Food is our friend!

Posted on April 29, 2014 by Astrid

Brazil’s’ new food guidelines focus on the happy (and social) side of food, empowering people to make positive choices. We love it!

 Recently Brasilian health officials introduced new guidelines for a healthy lifestyle. The guidlines help protect agains both undernutricion and obesity.

The guidelines are remarkable: ‘they are based on foods that Brazilians of all social classes eat every day, and consider the social, cultural, economic and environmental implications of food choices.’

The rules are foodbased rather than based on the intake of nutrients. Marion Nestle applauds this approach: ‘Food-based means recommendations to eat more or less of foods — more fruits and vegetables, less of soft drinks — as opposed to eat less saturated fat, sugar, and sodium, which are nutrients used euphemistically for their food sources.’

Nestle claims that communicating about nutrients makes the message about healthy eating complicated: the advise you should’t eat solid fat is far more difficult to implement that the advice to go easy on cookies (that contain this solid fat).

The 10 rules:

  1. Prepare meals from staple and fresh foods.
  2. Use oils, fats, sugar and salt in moderation.
  3. Limit consumption of ready-to-consume food and drink products
  4. Eat regular meals, paying attention, and in appropriate environments.
  5. Eat in company whenever possible.
  6. Buy food at places that offer varieties of fresh foods. Avoid those that mainly sell products ready for consumption.
  7. Develop, practice, share and enjoy your skills in food preparation and cooking.
  8. Plan your time to give meals and eating proper time and space.
  9. When you eat out, choose restaurants that serve freshly made dishes and meals. Avoid fast food chains.
  10. Be critical of the commercial advertisement of food products.
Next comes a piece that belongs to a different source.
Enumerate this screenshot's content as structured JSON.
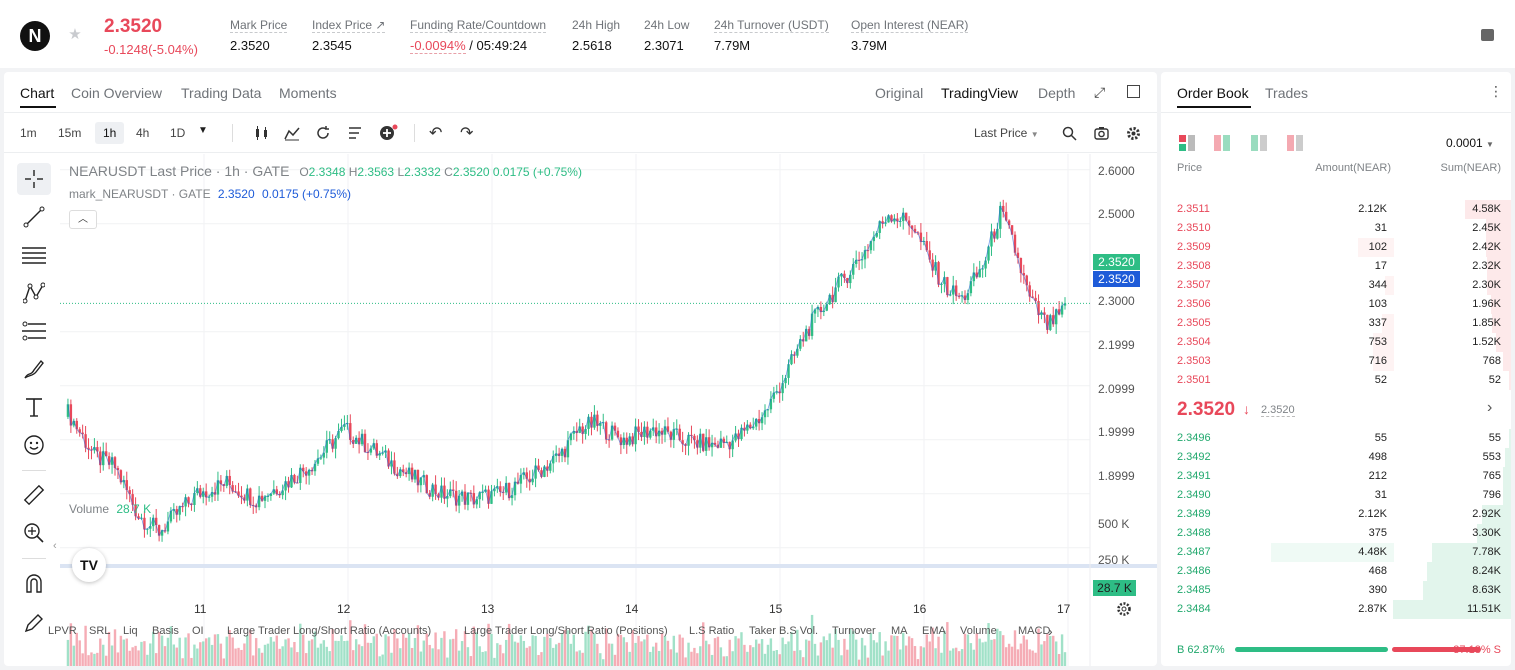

What I especially like about these guidelines is that they focus on the positive and happy side of food. When discussing calories and number of spoons of pasta you can eat, to me food becomes an enimy. Something difficult that is hard to deal with, that I need tools for. It alienates people from their natural talent  to feel what food they need and how much of it.

Goal should be to help people tap into this natural talent. To me the Brazilian guidelines do exactly that. A source of inspiration for everyone, and especially families.